Theta‐ and movement velocity‐related firing of hippocampal neurons is disrupted by lesions centered on the perirhinal cortex

Abstract

The hippocampus is critically involved in spatial memory and navigation. It has previously been proposed that, as part of this process, the hippocampus might have access to self-motion information. The possibility that some of this information may originate from the perirhinal cortex, a region involved in high-order multimodal processing, was tested in the present study by recording the responses of hippocampal complex-spike (place cells) and theta cells (putative interneurons) to movement velocity and to the movement-related theta rhythm EEG while rats with bilateral ibotenic acid lesions centered on the perirhinal cortex (n = 5), or control surgeries (n = 5), foraged in a rectangular environment. Perirhinal cortex lesions altered several characteristics of place and theta cell firing. First, the proportion of theta cells recorded was significantly lower in perirhinal lesion animals (8/39 units) compared to controls (22/53 units).

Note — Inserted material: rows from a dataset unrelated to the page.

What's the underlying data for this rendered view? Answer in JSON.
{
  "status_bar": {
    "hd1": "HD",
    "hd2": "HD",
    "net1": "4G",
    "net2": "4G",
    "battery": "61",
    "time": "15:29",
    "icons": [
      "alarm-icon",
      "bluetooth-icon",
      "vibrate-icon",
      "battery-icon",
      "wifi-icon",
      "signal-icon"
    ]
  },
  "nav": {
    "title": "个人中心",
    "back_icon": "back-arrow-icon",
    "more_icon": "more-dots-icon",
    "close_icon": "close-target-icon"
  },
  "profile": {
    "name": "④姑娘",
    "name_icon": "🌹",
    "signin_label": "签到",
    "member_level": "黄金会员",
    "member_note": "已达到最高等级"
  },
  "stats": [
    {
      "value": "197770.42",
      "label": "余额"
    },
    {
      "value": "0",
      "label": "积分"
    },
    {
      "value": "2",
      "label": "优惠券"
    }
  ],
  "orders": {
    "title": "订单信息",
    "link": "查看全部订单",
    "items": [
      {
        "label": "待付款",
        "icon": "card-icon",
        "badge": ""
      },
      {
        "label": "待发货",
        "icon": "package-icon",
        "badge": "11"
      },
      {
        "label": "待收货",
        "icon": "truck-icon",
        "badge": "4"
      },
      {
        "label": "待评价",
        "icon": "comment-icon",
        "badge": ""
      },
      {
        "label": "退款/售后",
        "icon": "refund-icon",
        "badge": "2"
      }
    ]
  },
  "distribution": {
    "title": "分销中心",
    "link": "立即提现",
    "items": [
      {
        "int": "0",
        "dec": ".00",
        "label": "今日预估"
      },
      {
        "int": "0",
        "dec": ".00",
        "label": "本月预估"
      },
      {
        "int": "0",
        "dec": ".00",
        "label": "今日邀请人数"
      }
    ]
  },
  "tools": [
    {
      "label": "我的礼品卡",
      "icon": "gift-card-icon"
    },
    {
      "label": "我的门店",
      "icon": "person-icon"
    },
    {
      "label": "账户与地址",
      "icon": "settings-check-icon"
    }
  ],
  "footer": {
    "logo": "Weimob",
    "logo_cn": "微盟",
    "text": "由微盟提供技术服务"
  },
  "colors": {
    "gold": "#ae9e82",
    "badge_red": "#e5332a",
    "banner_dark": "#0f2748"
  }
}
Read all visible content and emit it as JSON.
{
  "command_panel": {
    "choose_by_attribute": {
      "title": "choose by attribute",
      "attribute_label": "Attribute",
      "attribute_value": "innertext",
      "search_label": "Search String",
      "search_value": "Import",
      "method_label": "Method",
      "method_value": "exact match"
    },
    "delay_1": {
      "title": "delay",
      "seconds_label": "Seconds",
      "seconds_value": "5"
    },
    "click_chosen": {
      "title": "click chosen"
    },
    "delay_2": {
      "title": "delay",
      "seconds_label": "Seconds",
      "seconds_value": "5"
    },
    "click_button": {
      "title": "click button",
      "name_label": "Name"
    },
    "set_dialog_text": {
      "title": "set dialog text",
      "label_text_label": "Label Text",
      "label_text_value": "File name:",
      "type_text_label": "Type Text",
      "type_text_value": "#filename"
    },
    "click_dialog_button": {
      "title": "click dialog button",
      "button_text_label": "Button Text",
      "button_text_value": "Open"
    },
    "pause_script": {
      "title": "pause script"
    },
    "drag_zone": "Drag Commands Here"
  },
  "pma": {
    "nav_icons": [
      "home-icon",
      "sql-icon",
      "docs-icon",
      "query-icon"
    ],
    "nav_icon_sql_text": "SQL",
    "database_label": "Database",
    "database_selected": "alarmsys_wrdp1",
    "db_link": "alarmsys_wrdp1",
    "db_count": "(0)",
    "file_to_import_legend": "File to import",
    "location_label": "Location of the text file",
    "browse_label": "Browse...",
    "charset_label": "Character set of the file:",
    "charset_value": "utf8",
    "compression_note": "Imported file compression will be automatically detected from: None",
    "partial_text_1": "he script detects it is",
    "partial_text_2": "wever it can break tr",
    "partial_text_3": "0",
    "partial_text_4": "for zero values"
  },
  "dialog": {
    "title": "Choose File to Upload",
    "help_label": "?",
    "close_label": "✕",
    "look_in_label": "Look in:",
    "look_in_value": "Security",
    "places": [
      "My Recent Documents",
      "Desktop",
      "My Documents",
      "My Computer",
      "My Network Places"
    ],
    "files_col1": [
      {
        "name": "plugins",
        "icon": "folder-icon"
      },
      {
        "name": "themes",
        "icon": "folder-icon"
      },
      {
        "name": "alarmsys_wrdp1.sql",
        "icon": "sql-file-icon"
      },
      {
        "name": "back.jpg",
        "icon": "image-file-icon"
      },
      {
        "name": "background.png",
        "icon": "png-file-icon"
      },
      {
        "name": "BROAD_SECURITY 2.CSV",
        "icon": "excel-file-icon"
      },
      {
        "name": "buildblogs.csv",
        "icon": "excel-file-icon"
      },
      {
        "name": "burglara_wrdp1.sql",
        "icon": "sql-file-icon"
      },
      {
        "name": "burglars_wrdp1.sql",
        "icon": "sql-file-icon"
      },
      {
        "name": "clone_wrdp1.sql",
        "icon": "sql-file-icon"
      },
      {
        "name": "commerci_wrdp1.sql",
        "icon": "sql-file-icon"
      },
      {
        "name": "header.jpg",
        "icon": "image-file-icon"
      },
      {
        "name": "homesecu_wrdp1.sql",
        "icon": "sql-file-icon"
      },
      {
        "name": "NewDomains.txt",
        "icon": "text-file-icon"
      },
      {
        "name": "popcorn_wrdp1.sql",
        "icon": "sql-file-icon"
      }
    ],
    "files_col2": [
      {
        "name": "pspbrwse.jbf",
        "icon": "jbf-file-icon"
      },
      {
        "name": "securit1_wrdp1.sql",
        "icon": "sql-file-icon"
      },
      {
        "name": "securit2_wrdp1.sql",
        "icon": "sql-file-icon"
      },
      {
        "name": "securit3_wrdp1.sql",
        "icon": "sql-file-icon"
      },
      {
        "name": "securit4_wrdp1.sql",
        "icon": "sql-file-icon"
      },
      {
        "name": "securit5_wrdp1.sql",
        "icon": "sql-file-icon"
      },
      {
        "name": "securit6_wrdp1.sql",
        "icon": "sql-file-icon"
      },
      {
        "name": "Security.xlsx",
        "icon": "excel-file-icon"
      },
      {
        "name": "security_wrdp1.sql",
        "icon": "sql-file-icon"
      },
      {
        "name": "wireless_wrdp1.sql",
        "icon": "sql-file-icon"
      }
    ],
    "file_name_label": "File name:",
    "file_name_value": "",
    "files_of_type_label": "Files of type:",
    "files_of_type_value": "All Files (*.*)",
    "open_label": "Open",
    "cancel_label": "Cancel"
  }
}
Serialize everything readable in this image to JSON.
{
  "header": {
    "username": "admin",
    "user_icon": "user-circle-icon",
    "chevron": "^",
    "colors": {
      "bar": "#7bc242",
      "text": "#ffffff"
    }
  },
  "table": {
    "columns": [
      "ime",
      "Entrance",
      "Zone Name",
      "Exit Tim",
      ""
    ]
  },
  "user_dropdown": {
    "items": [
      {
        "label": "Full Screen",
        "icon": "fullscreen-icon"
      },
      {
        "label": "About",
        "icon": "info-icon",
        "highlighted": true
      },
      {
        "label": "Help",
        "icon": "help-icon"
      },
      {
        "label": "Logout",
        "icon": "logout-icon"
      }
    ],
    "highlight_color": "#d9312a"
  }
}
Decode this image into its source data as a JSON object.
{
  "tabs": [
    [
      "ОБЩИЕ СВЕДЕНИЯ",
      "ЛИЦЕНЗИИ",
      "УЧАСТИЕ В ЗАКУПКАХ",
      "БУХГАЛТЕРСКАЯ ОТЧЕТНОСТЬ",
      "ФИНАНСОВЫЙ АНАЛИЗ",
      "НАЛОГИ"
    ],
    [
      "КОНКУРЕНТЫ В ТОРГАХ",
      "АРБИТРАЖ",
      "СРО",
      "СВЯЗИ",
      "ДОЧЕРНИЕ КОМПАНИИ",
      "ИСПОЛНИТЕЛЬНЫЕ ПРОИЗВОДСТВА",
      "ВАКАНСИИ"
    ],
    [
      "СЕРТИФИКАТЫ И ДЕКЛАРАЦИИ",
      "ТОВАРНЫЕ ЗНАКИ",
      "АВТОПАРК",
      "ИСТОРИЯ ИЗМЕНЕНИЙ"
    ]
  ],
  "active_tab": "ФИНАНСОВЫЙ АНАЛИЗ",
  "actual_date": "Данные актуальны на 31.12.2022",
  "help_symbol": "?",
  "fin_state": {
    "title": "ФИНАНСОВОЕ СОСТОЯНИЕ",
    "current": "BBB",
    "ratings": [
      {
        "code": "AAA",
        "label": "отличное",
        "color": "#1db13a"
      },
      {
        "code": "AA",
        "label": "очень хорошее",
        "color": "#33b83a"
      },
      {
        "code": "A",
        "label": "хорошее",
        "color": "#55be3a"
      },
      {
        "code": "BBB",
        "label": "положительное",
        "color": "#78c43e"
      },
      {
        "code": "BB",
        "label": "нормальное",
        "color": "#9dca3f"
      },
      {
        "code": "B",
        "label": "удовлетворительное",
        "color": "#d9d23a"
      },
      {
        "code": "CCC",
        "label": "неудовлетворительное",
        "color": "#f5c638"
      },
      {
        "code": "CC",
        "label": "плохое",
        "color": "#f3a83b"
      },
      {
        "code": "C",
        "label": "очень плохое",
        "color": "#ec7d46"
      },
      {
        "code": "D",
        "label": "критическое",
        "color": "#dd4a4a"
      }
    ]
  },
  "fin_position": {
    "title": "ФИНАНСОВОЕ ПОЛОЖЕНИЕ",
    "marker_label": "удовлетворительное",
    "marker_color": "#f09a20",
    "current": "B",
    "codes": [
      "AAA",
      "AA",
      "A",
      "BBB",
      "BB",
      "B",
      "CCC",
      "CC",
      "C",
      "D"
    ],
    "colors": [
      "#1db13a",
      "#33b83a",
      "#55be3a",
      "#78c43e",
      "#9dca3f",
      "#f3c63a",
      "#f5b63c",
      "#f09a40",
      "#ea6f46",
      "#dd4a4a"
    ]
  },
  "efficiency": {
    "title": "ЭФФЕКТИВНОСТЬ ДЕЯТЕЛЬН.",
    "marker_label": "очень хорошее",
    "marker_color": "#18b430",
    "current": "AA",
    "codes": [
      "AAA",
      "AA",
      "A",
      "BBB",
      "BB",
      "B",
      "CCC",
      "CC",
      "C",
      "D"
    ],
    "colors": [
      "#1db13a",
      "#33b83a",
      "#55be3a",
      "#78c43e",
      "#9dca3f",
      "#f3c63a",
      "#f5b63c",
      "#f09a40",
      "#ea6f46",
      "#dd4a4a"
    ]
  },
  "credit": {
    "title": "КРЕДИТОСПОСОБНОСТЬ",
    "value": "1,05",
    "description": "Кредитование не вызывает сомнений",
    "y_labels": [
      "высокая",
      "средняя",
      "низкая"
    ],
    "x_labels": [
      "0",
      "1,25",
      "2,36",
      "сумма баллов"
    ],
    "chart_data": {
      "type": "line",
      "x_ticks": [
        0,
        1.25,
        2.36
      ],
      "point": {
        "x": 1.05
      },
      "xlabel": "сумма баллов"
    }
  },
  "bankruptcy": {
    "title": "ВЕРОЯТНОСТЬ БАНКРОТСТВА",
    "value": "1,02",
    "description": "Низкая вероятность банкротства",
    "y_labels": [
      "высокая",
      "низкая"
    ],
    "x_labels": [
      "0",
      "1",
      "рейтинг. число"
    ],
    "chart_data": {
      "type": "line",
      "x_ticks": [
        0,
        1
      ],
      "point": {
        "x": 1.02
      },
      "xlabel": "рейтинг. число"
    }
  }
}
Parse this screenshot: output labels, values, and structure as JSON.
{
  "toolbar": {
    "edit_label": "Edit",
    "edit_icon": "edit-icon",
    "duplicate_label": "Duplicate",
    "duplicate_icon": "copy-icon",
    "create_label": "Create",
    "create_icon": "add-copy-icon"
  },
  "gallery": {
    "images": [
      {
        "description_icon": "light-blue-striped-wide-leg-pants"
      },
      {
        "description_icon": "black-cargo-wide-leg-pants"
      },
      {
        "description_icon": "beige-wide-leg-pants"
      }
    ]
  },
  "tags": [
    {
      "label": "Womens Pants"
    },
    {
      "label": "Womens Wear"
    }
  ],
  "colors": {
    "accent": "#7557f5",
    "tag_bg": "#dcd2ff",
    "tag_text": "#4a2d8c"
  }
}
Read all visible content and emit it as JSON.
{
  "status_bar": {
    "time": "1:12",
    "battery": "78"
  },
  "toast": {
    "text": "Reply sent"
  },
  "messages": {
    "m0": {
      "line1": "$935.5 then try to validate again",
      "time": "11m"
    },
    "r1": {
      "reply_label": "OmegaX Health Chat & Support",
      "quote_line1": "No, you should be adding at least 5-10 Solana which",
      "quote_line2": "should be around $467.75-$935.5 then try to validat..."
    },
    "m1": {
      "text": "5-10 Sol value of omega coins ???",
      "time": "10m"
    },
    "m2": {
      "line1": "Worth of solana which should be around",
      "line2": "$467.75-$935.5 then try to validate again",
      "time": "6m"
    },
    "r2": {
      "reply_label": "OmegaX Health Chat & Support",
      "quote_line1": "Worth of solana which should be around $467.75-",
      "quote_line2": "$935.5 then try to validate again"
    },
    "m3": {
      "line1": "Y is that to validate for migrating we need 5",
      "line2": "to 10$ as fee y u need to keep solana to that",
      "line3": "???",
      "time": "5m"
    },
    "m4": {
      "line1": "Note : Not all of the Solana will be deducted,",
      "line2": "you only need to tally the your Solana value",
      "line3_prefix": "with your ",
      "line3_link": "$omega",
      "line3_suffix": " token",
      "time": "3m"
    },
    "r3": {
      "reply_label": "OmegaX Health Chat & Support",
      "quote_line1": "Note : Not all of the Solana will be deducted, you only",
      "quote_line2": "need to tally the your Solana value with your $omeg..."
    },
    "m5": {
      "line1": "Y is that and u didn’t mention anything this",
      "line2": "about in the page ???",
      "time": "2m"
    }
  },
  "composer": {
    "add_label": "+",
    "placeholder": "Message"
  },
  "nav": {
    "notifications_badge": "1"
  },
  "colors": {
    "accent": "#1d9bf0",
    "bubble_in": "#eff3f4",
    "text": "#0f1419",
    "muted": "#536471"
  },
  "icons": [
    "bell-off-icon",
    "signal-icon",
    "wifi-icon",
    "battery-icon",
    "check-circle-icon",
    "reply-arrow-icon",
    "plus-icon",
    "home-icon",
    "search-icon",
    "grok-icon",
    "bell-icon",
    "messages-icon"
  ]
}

Second, the firing of place cells recorded from lesion animals was phase-shifted so as to occur significantly earlier during the theta rhythm cycle than in place cells from controls (mean difference = 48.73 degrees). Third, the firing rates of a significantly lower proportion of place cells from lesion animals were modulated by the movement velocity of the animal compared to place cells from controls. These results indicate that the perirhinal cortex contributes to the responses of hippocampal CA1 place cells by providing information about self-movement and by controlling the timing of firing of these cells. This information may normally be utilized by the hippocampus during spatial memory and navigation processes.